Shorten goes for broke in byelection with mega stakes for Turnbull

Kristina Keneally’s entry into the Bennelong byelection has put more sizzle into a contest already up there as potentially one of the most significant byelections in recent years.

A decade ago Maxine McKew took the Sydney seat from John Howard, in the general election won by Labor.

If Keneally could wrest the electorate once again for Labor, the opposition would inflict a massive blow on the Coalition. Possibly one that would spell the end of Malcolm Turnbull’s leadership. A defeat would, in short, be catastrophic for the government.

On the other hand, if the swing against the Liberals was limited, that would help a besieged government and put some heart into its backbench.

Byelections can be seminal political moments. The Liberals’ loss of the Queensland seat of Ryan in 2001, with a 9.7% swing – the precise margin Bennelong is on – galvanised an embattled Howard. Retaining the Victorian seat of Aston a few months later (with a swing of only 3.7%) was seen as something of a turning point for the government.

In 2015, then prime minister Tony Abbott faced the Canning byelection in Western Australia, with the shadow of Malcolm Turnbull’s ambition hanging over him and warnings of dire consequences if the seat fell.
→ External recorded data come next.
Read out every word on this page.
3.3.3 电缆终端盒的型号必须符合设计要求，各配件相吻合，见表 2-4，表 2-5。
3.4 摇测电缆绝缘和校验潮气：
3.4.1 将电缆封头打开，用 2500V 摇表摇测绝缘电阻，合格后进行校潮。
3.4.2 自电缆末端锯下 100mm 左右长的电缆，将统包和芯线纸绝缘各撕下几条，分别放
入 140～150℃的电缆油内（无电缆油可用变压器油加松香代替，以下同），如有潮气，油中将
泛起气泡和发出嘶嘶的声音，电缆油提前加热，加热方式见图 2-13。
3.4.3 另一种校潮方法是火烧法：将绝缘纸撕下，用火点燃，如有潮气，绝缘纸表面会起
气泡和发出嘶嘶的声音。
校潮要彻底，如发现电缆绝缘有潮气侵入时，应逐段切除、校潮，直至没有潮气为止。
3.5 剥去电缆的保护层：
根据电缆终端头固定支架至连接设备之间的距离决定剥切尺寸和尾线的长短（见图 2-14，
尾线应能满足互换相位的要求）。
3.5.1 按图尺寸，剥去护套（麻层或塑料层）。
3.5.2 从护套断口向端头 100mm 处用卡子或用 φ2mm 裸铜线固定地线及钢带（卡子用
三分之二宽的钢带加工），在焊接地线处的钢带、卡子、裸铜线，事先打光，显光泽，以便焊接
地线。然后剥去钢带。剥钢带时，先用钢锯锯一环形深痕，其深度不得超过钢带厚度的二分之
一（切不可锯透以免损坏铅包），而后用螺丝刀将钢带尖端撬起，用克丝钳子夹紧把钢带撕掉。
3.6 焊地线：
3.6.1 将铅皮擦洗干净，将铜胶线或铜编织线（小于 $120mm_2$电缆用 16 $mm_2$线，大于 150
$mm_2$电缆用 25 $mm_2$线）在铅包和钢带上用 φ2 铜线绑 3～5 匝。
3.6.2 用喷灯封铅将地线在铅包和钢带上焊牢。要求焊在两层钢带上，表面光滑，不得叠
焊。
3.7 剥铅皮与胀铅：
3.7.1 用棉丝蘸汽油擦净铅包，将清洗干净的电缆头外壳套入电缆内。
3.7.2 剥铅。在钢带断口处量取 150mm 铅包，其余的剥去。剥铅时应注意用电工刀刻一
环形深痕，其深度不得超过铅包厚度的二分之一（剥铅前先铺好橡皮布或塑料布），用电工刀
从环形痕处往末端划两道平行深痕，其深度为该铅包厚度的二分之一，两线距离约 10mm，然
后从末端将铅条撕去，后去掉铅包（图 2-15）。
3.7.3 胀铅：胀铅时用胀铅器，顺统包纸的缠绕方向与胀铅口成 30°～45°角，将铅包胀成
When party polling suggested it would be saved, Turnbull pre-empted a positive result by launching his challenge before polling day.

John Alexander, 66, who fell foul of the dual citizenship crisis so creating this byelection, won Bennelong from McKew in 2010. The one-time tennis star hasn’t reached the frontbench and is rarely in the national news – though he did arc up on housing affordability.
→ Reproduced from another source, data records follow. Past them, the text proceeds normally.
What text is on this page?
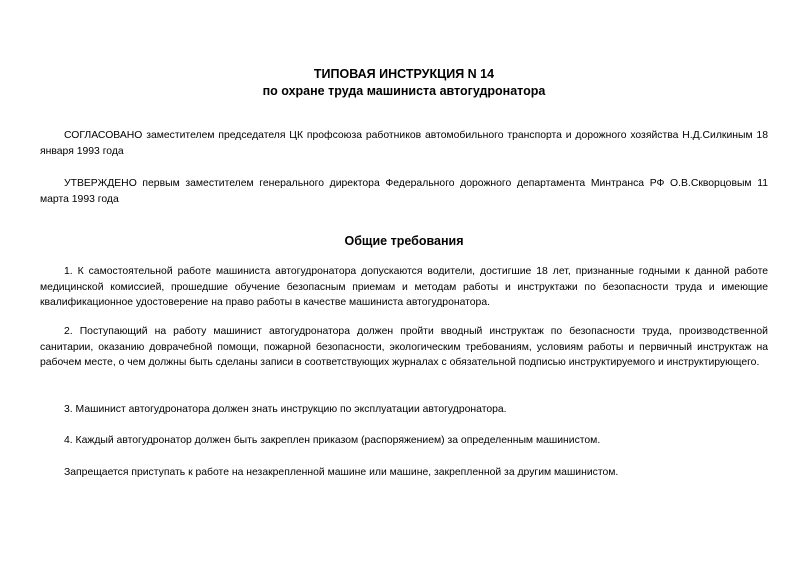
ТИПОВАЯ ИНСТРУКЦИЯ N 14
по охране труда машиниста автогудронатора

СОГЛАСОВАНО заместителем председателя ЦК профсоюза работников автомобильного транспорта и дорожного хозяйства Н.Д.Силкиным 18 января 1993 года

УТВЕРЖДЕНО первым заместителем генерального директора Федерального дорожного департамента Минтранса РФ О.В.Скворцовым 11 марта 1993 года

Общие требования

1. К самостоятельной работе машиниста автогудронатора допускаются водители, достигшие 18 лет, признанные годными к данной работе медицинской комиссией, прошедшие обучение безопасным приемам и методам работы и инструктажи по безопасности труда и имеющие квалификационное удостоверение на право работы в качестве машиниста автогудронатора.

2. Поступающий на работу машинист автогудронатора должен пройти вводный инструктаж по безопасности труда, производственной санитарии, оказанию доврачебной помощи, пожарной безопасности, экологическим требованиям, условиям работы и первичный инструктаж на рабочем месте, о чем должны быть сделаны записи в соответствующих журналах с обязательной подписью инструктируемого и инструктирующего.

3. Машинист автогудронатора должен знать инструкцию по эксплуатации автогудронатора.

4. Каждый автогудронатор должен быть закреплен приказом (распоряжением) за определенным машинистом.

Запрещается приступать к работе на незакрепленной машине или машине, закрепленной за другим машинистом.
But he is locally active and popular; in the difficult 2016 election he achieved a swing toward him. There had been speculation this might be his last term in parliament – he’d sold his home in the electorate – but now he’s committed to contesting the next election if he wins the byelection. He has said his move was downsizing and that he’s looking for an apartment in the seat.

Appearing with Bill Shorten on Tuesday, Keneally was careful to declare Alexander “a lovely guy”, though sloppy with his paperwork. He has to tie up his renunciation of British citizenship before nominating – presumably the UK bureaucrats are not dawdling.
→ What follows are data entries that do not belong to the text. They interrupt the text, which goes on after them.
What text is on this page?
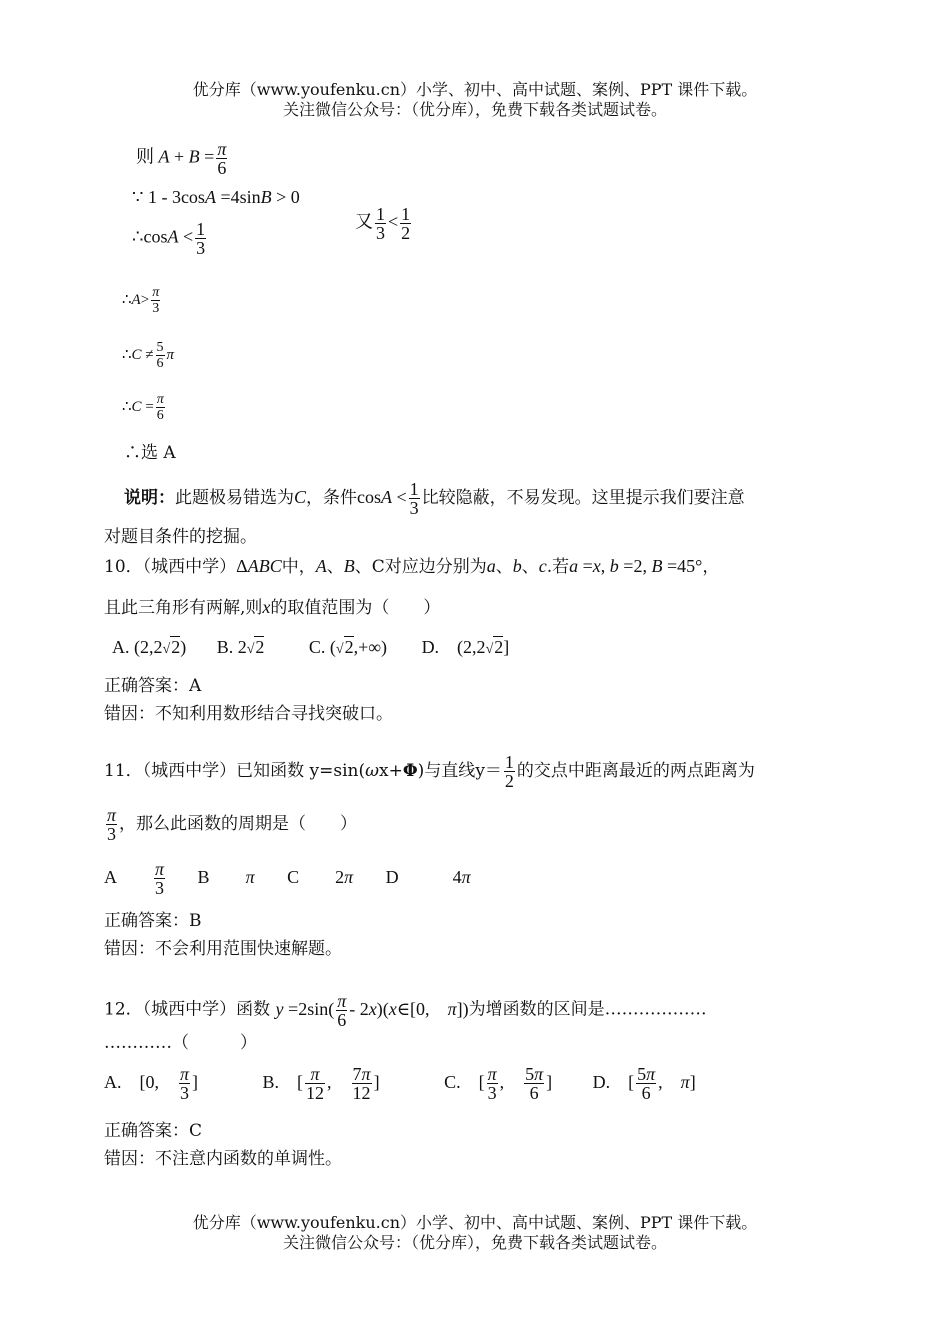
优分库（www.youfenku.cn）小学、初中、高中试题、案例、PPT 课件下载。
关注微信公众号：（优分库），免费下载各类试题试卷。
则 $A + B = \frac{\pi}{6}$
∵ 1 - 3cosA =4sinB > 0
∴cosA < $\frac{1}{3}$	又 $\frac{1}{3} < \frac{1}{2}$
∴A> $\frac{\pi}{3}$
∴C ≠ $\frac{5}{6}$ π
∴C = $\frac{\pi}{6}$
∴选 A
说明：此题极易错选为C，条件$\cos A < \frac{1}{3}$ 比较隐蔽，不易发现。这里提示我们要注意
对题目条件的挖掘。
10．（城西中学）ΔABC中，A、B、C对应边分别为a、b、c.若a =x, b =2, B =45°，
且此三角形有两解,则x的取值范围为（　　）
A. (2,2√2) B. 2√2 C. (√2,+∞) D.　(2,2√2]
正确答案：A
错因：不知利用数形结合寻找突破口。
11．（城西中学）已知函数 y=sin(ωx+Φ)与直线$y= \frac{1}{2}$ 的交点中距离最近的两点距离为
$\frac{\pi}{3}$ ，那么此函数的周期是（　　）
A　　 $\frac{\pi}{3}$ B　　π C　　2π D　　　4π
正确答案：B
错因：不会利用范围快速解题。
12．（城西中学）函数 $y =2\sin( \frac{\pi}{6}$ - 2x)(x∈[0,　π])为增函数的区间是………………
…………（　　　）
A.　[0,　 $\frac{\pi}{3}$ ]	B.　[ $\frac{\pi}{12}$ ,　 $\frac{7\pi}{12}$ ]	C.　[ $\frac{\pi}{3}$ ,　 $\frac{5\pi}{6}$ ] D.　[ $\frac{5\pi}{6}$ ,　π]
正确答案：C
错因：不注意内函数的单调性。
优分库（www.youfenku.cn）小学、初中、高中试题、案例、PPT 课件下载。
关注微信公众号：（优分库），免费下载各类试题试卷。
In tapping Keneally to run, Shorten has both gone for the big hit and taken a gamble. The former NSW premier is well-known, media-savvy and campaign-hardened. She’s most recently worked for Sky; she’s in practice at talking a lot and thinking on the run. In political terms, she’s the quintessential star candidate.

But her background is from the bad times of NSW Labor politics, the days of Eddie Obeid and Ian Macdonald, both in jail, and Joe Tripodi. The Labor premier she displaced, Nathan Rees, said his successor would be a “puppet” of Obeid and Tripodi, to which she retorted “I am nobody’s puppet … I am nobody’s girl”.

The Coalition has an arsenal to use against her, and has immediately started to fire its bullets.

“Don’t let Kristina Keneally do to Bennelong what she did to New South Wales,” Turnbull said from the Philippines. “She is Bill Shorten’s handpicked candidate, so obviously Eddie Obeid and Bill Shorten have formed the same view about Kristina Keneally.” Ministers Greg Hunt and Scott Morrison had similar lines.

At this early stage no-one can be confident in predicting how this battle might go. There are more questions than answers.

To what extent can the Coalition exploit Keneally’s past if voters just want to lodge a protest against the Turnbull government? How far back will memories stretch, especially when there was no suggestion Keneally was corrupt?

Will state issues play into the campaign, and will the contest become more “local” as time goes on? How important will be the ethnic vote, in particular the big local Chinese community? Will voters sympathise with Alexander over his citizenship oversight, or will they mark him down for an unnecessary byelection?

The ABC’s election analyst Antony Green believes that despite the size of the margin “it’s a competitive contest given the polls and given the profile of Labor’s candidate”. As for Keneally’s past, “it’s the baggage of the current federal government that is the issue rather than the baggage of the state Labor government she led six years ago”.

Labor will run a well-resourced campaign. Shorten doesn’t have as much at stake as Turnbull, but once committed to a nationally known candidate and a high-profile campaign he would be burned by a poor Labor showing.

The December 16 Bennelong result will come after the December 2 New England byelection, which will return Barnaby Joyce, and the Queensland state election, where the outcome is uncertain. It will also follow the internal Coalition arm-wrestle over the detail of implementing same-sex marriage.

Each will play into the government’s fortunes, but the Bennelong outcome might be the most important in how Turnbull goes into the new year.